Coherent relay policy reduces relay power by half.

Proposed methods maintain low computation error.

Enhanced practical applicability of over-the-air computation.

Abstract

In typical sensor networks, data collection and processing are separated. A sink collects data from all nodes sequentially, which is very time consuming. Over-the-air computation, as a new diagram of sensor networks, integrates data collection and processing in one slot: all nodes transmit their signals simultaneously in the analog wave and the processing is done in the air. This method, although efficient, requires that signals from all nodes arrive at the sink, aligned in signal magnitude so as to enable an unbiased estimation. For nodes far away from the sink with a low channel gain, misalignment in signal magnitude is unavoidable. To solve this problem, in this paper, we investigate the amplify-and-forward based relay, in which a relay node amplifies signals from many nodes at the same time.

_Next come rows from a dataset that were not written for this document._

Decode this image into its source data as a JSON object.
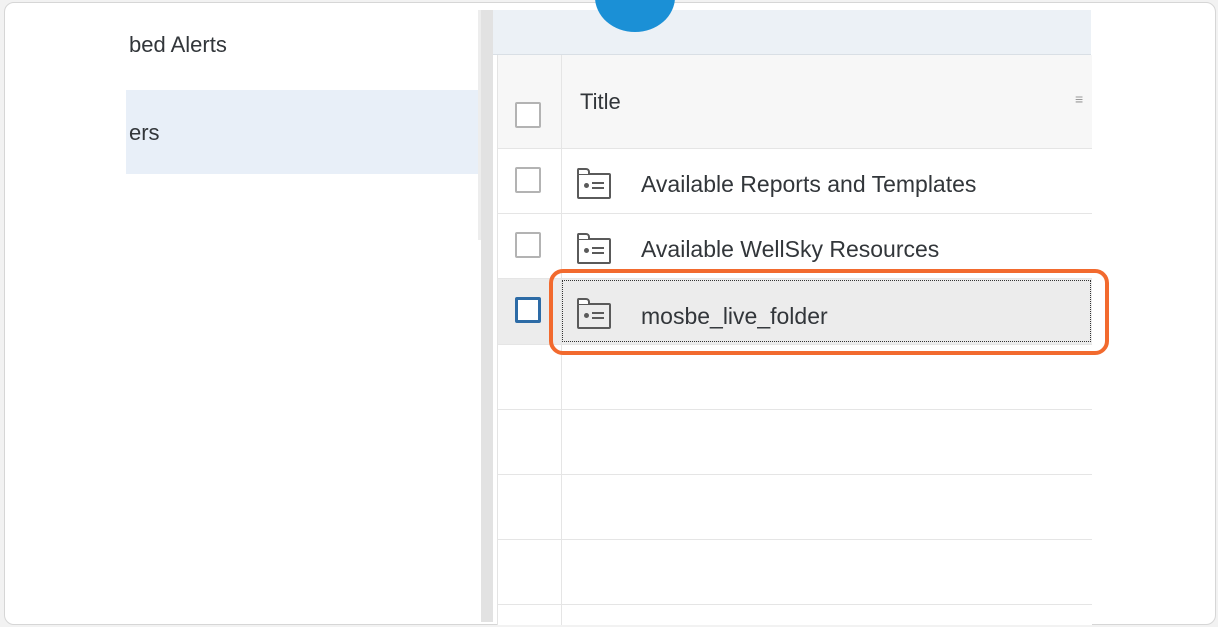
{
  "sidebar": {
    "items": [
      {
        "label": "bed Alerts",
        "active": false
      },
      {
        "label": "ers",
        "active": true
      }
    ]
  },
  "table": {
    "header": {
      "title_label": "Title",
      "sort_icon": "sort-icon"
    },
    "rows": [
      {
        "title": "Available Reports and Templates",
        "icon": "folder-icon",
        "selected": false
      },
      {
        "title": "Available WellSky Resources",
        "icon": "folder-icon",
        "selected": false
      },
      {
        "title": "mosbe_live_folder",
        "icon": "folder-icon",
        "selected": true,
        "highlighted": true
      }
    ]
  },
  "colors": {
    "accent": "#1b90d6",
    "highlight": "#f26a2e",
    "active_item_bg": "#e8eff8",
    "focused_checkbox": "#2d6ba6"
  }
}
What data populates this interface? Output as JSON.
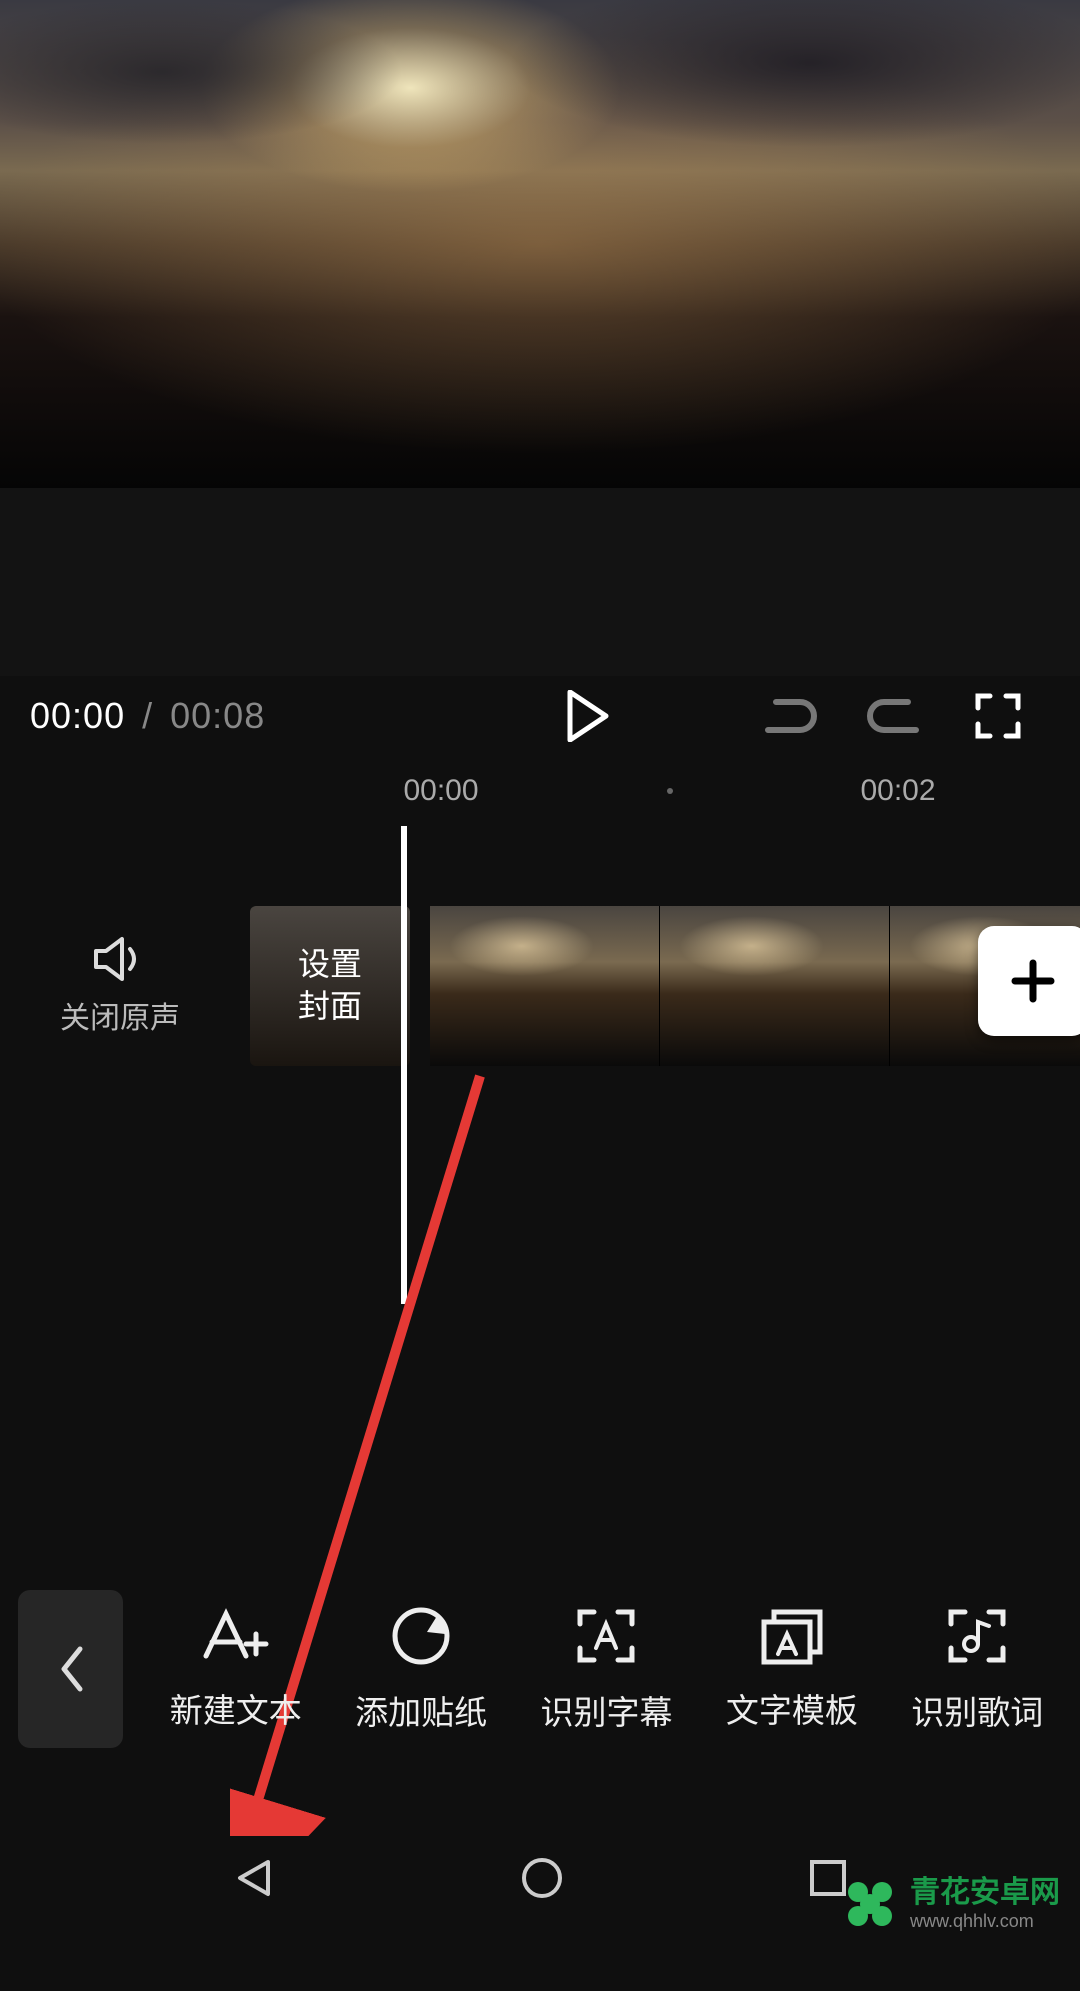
{
  "preview": {},
  "transport": {
    "current_time": "00:00",
    "separator": "/",
    "total_time": "00:08"
  },
  "ruler": {
    "marks": [
      "00:00",
      "00:02"
    ]
  },
  "timeline": {
    "mute_label": "关闭原声",
    "cover_line1": "设置",
    "cover_line2": "封面",
    "add_icon": "plus-icon"
  },
  "toolbar": {
    "back_icon": "chevron-left-icon",
    "items": [
      {
        "icon": "text-add-icon",
        "label": "新建文本"
      },
      {
        "icon": "sticker-icon",
        "label": "添加贴纸"
      },
      {
        "icon": "subtitle-icon",
        "label": "识别字幕"
      },
      {
        "icon": "text-template-icon",
        "label": "文字模板"
      },
      {
        "icon": "lyrics-icon",
        "label": "识别歌词"
      }
    ]
  },
  "watermark": {
    "title": "青花安卓网",
    "sub": "www.qhhlv.com"
  }
}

We first discuss the general relay model and a simple relay policy. Then, a coherent relay policy is proposed to reduce relay transmission power. Directly minimizing the computation error tends to over-increase node transmission power. Therefore, the two relay policies are further refined with a new metric, and the transmission power is reduced while the computation error is kept low. In addition, the coherent relay policy helps to reduce the relay transmission power by half, to below the limit, which makes it one step ahead towards practical applications.